Weakness 3, Advantage over Evidential Methods and Feature Collapse: This is an interesting point: We do not claim energy to be the strictly superior choice to evidential methods. The ablation in Table 3 shows aggregating uncertainty at different structural scales is the driving factor in GEBM’s effectiveness: This enables it to outperform the evidential GPN. Transferring this paradigm to evidential methods is an interesting direction for future work which we added to L.332: “While GEBM enables robust evidential inference, future work may build upon its paradigm of aggregating different structural scales in the graph for evidential methods.”. One merit of EBMs is that they offer a theoretically sound and well-motivated way to combine uncertainty at different structural scales.

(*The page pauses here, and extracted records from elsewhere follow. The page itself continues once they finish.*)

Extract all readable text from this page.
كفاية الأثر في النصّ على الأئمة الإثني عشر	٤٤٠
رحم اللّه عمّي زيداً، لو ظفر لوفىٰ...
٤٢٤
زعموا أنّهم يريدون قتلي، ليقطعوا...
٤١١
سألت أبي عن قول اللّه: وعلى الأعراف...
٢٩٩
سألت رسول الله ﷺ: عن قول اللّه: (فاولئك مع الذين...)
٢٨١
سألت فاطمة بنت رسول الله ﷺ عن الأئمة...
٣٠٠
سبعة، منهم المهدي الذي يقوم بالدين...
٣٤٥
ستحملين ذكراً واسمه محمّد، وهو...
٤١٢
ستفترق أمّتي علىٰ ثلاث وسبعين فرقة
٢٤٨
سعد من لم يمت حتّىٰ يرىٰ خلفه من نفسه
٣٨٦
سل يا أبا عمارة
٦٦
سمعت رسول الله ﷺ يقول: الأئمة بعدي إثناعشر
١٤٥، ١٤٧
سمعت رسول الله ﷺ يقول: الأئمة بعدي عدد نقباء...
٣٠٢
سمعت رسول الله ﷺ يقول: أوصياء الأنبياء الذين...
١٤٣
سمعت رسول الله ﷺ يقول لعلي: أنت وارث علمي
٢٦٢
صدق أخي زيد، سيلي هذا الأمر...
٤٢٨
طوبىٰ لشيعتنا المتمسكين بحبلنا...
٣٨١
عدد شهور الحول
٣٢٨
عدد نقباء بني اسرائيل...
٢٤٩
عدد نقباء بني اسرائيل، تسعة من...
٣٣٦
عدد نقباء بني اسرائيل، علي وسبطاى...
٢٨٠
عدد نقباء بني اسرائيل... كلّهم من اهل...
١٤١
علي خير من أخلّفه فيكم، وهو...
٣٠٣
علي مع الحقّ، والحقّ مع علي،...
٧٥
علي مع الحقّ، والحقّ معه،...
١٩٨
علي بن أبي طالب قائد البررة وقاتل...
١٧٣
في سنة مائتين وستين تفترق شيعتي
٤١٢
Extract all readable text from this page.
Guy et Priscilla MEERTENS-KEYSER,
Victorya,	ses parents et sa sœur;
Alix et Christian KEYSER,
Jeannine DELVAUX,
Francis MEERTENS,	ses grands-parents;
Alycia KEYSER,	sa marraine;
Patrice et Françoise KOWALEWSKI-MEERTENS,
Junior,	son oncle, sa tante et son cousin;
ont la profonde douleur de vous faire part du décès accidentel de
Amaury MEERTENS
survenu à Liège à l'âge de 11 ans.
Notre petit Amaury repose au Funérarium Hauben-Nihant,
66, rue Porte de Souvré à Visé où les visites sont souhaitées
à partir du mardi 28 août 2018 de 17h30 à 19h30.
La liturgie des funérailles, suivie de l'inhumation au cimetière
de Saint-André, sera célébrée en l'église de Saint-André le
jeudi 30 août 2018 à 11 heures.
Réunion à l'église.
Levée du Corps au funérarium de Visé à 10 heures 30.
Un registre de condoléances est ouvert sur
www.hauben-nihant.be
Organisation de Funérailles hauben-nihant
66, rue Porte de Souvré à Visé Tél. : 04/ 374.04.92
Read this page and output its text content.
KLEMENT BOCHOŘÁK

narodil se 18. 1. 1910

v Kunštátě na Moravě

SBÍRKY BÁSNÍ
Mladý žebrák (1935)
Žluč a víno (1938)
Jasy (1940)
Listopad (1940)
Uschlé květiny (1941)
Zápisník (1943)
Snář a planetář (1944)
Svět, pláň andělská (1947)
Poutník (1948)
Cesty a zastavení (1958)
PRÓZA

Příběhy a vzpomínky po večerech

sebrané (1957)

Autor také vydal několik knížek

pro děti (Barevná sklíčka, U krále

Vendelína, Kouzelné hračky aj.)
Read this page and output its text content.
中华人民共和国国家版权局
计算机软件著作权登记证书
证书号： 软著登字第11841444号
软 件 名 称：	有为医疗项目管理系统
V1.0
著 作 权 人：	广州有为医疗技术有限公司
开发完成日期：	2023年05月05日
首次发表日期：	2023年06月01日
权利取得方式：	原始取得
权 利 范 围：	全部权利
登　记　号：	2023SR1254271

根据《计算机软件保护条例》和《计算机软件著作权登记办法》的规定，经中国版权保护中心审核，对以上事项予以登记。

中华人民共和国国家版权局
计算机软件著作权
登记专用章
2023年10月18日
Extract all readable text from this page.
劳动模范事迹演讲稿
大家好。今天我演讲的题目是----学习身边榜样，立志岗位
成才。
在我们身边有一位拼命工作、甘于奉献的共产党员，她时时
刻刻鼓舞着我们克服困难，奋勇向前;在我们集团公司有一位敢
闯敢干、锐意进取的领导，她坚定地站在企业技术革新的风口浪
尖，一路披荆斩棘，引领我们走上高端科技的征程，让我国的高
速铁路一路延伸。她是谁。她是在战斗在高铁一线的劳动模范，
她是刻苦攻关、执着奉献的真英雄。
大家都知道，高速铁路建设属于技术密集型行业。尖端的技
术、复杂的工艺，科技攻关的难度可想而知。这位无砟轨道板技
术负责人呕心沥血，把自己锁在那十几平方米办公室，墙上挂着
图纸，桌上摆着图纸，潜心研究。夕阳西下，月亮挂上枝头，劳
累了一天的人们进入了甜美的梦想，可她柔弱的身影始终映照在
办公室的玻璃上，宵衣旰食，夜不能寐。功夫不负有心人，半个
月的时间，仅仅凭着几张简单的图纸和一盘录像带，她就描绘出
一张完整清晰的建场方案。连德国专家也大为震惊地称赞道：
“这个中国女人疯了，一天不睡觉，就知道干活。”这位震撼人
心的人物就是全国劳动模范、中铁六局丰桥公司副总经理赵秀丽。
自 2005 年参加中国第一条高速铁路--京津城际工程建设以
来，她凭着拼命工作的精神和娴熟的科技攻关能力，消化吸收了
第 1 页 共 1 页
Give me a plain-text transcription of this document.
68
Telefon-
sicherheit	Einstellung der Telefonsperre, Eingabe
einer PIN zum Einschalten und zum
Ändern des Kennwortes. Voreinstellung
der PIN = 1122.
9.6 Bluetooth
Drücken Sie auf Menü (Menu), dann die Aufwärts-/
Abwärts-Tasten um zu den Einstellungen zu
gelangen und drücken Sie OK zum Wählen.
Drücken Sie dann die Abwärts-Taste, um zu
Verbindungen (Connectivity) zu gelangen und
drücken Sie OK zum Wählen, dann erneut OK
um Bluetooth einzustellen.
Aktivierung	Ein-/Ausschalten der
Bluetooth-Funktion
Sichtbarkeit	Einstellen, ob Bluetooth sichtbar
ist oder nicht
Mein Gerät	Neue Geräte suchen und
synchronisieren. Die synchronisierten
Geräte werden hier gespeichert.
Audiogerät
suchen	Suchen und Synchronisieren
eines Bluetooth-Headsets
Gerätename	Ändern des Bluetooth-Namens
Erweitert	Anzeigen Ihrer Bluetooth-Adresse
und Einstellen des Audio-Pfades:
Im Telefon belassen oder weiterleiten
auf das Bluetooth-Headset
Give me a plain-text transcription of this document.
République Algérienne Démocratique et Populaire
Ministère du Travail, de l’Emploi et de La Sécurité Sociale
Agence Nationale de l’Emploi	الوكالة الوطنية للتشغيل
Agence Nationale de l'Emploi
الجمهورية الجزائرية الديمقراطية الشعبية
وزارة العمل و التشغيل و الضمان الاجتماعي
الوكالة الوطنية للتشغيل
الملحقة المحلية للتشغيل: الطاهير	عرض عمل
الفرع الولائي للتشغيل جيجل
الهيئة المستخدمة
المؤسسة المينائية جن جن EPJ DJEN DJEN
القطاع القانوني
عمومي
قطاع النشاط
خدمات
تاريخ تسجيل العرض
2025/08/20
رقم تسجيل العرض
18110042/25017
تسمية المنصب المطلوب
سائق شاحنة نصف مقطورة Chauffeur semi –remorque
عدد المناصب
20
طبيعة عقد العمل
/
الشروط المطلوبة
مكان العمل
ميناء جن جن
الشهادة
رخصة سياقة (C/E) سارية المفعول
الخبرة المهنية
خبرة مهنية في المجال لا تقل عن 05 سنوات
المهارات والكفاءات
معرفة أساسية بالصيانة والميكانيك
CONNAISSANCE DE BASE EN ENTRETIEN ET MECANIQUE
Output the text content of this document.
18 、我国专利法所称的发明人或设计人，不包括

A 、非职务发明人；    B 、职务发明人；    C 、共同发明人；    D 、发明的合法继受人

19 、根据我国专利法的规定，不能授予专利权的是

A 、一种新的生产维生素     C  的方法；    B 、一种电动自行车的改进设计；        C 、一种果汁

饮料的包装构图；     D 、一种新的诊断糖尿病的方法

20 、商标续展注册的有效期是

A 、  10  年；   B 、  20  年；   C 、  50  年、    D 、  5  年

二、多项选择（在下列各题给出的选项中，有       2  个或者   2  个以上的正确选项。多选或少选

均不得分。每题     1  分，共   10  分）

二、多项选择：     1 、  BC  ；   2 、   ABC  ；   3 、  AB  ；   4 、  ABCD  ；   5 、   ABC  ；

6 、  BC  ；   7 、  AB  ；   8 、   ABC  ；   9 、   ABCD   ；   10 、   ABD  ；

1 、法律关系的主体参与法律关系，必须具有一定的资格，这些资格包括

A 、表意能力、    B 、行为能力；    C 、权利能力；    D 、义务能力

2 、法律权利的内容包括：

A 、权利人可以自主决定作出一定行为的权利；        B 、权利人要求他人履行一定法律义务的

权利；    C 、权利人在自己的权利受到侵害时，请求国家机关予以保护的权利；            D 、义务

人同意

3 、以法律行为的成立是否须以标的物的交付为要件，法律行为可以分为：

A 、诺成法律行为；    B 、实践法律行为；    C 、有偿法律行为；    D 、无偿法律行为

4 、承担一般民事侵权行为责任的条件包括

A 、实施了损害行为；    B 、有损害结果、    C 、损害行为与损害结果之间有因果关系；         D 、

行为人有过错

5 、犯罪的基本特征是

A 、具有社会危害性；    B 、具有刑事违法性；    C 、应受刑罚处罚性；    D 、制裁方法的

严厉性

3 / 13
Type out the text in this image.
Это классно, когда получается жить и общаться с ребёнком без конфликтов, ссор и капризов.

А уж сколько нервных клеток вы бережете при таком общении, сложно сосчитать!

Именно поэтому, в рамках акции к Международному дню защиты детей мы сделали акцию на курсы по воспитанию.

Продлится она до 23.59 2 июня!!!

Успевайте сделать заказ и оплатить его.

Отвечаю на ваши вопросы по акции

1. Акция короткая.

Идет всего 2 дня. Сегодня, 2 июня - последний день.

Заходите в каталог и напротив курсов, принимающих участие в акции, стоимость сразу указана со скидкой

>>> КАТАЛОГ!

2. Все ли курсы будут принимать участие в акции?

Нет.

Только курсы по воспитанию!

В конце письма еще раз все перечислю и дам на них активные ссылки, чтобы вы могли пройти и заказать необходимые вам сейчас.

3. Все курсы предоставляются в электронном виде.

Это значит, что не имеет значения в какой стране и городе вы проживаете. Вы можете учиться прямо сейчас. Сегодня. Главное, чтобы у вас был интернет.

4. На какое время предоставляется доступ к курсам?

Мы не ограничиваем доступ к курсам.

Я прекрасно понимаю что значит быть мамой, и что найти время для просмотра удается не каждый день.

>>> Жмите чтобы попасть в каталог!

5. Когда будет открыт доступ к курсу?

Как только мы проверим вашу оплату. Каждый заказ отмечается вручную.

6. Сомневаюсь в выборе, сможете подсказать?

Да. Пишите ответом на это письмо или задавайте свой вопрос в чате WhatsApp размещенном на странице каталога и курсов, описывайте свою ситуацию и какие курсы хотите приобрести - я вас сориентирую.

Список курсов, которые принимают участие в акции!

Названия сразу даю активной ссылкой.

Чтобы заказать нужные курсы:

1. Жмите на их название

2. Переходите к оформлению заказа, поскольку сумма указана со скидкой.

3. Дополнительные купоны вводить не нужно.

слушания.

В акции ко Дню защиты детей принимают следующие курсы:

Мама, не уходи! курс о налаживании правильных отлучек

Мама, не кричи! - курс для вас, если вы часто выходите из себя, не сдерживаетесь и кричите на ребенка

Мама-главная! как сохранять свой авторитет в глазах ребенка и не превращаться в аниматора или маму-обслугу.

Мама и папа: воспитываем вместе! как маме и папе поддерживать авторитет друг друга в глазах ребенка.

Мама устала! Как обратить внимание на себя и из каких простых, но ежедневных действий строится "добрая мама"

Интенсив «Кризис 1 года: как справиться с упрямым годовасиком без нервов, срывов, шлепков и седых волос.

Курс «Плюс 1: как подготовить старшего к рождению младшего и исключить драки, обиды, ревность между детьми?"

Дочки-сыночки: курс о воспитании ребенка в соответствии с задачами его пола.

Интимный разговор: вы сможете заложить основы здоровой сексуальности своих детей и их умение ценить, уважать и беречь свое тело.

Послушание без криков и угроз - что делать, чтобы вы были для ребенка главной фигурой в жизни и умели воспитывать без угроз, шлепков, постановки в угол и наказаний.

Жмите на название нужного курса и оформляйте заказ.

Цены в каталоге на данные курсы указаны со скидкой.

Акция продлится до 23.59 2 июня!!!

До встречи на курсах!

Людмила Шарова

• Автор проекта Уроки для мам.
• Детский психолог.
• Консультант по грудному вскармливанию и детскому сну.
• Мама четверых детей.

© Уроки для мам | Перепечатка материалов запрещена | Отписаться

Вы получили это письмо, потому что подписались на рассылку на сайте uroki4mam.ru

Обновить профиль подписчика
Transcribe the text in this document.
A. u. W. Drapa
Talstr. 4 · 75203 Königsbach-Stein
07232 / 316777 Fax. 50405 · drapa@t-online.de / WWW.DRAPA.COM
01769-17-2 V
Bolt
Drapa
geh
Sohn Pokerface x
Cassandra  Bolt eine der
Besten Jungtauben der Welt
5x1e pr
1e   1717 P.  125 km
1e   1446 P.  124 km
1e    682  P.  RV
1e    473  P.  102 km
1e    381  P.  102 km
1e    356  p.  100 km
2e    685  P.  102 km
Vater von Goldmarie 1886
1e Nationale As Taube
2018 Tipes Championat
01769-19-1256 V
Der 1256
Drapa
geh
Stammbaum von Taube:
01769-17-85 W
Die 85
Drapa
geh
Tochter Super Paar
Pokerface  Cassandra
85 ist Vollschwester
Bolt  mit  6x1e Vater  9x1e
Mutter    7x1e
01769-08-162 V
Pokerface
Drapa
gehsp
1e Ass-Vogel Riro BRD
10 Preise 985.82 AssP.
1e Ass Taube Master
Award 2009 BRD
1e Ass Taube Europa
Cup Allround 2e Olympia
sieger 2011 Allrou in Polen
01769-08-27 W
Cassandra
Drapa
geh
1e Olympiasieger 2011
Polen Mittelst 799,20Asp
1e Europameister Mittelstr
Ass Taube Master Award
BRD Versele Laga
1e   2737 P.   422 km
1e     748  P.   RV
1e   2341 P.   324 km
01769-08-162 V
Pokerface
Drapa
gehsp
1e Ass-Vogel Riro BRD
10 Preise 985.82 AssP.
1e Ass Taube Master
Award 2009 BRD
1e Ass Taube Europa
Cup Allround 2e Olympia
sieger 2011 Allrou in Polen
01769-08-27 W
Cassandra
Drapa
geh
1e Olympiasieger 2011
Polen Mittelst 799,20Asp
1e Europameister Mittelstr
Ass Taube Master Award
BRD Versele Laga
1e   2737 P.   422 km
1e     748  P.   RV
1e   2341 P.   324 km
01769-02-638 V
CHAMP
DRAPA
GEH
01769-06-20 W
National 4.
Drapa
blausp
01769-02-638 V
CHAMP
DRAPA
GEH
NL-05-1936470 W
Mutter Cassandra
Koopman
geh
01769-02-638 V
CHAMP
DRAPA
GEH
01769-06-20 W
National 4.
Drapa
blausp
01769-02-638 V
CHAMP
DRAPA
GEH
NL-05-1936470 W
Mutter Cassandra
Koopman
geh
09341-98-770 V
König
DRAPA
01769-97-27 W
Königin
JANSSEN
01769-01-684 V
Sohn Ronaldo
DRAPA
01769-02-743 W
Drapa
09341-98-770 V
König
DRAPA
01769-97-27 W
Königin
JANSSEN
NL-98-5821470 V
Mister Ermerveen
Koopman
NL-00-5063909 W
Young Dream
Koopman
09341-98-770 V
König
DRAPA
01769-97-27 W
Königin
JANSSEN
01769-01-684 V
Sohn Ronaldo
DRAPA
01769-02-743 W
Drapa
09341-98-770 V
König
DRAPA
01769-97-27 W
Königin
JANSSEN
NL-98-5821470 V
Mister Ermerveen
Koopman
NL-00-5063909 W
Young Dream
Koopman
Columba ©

Regarding feature collapse, we are not aware of any evidence for this phenomenon in GNNs. We expect that strong spectral normalization (small $\sigma$) helps detect severe feature perturbations. We confirm this by ablating spectrally normalized GCNs in Table 1 (global response), but do not find improvements consistent over all shifts. It also decreases performance on other distribution shifts. We conjecture that either feature collapse is not as prevalent in GNNs (potentially due to smoothing) or that L2-based measures as in [1] are not suitable for the graph domain. While beyond the scope of our work, we believe this to be a daunting direction for future work and add to L.332: “Further development regarding the density-based regularizer, for example by studying the effects of feature collapse […], may improve the energy that GEBM is based on.”

Question 1, Data Augmentation: We do not perform any data augmentation in our work.

Question 2, Precise Definition for x: Thank you for the pointer, this was phrased imprecisely: The statement holds for any x almost surely, i.e. the set of x for which it does not hold (the kernel space of the affine function) has measure zero. We adapt our phrasing to “and any $x \in R^d$ almost surely:”.

Question 3, Energy Weights: We choose equal weights as we do not assume prior task-dependent knowledge about which structural scale is more important than others. We see tuning these weights on o.o.d. data as unrealistic since such data is unavailable in real scenarios. We believe that the effectiveness of even the most uninformed (uniform) choice underlines the merits of the paradigm behind GEBM. Practitioners can also adapt these weights to incorporate prior knowledge. If the reviewer thinks changing Equation (9) to account for weights is beneficial, we are happy to adapt the paper accordingly.

Question 4: Thank you for pointing it out, we fix this by changing “GNNSafe → GCNSafe” and “Heat → GCN-HEAT”.

Question 5: Our suite of distribution shifts is a superset of the GPN benchmark, with the most notable addition being a structural shift. The single-graph distribution shifts of GNNSafe fall into the same categories as our benchmark: First, they, too, use left-out-classes. Second, they interpolate between node features similar to our feature perturbations. While there is no guarantee this provides semantically meaningful features (especially for bag-of-word features), we use different noise distributions to control similarity to in-distribution data by matching its modality. Lastly, GNNSafe uses a fixed SBM to perturb the structure: Our homophily-based shift induces a more realistic structural shift as the o.o.d. nodes are drawn from real data. Our benchmark studies the same types of shifts as both related works pointed out by the reviewer. Should they believe that we miss a relevant setting, we are happy to include it in the updated paper as well.

We again want to thank the reviewer for the interesting and helpful discussion points that helped us to improve the manuscript.

References:

[1]: Mukhoti, Jishnu, Andreas Kirsch, Joost van Amersfoort, Philip HS Torr, and Yarin Gal. "Deep deterministic uncertainty: A simple baseline." arXiv preprint arXiv:2102.11582 (2021).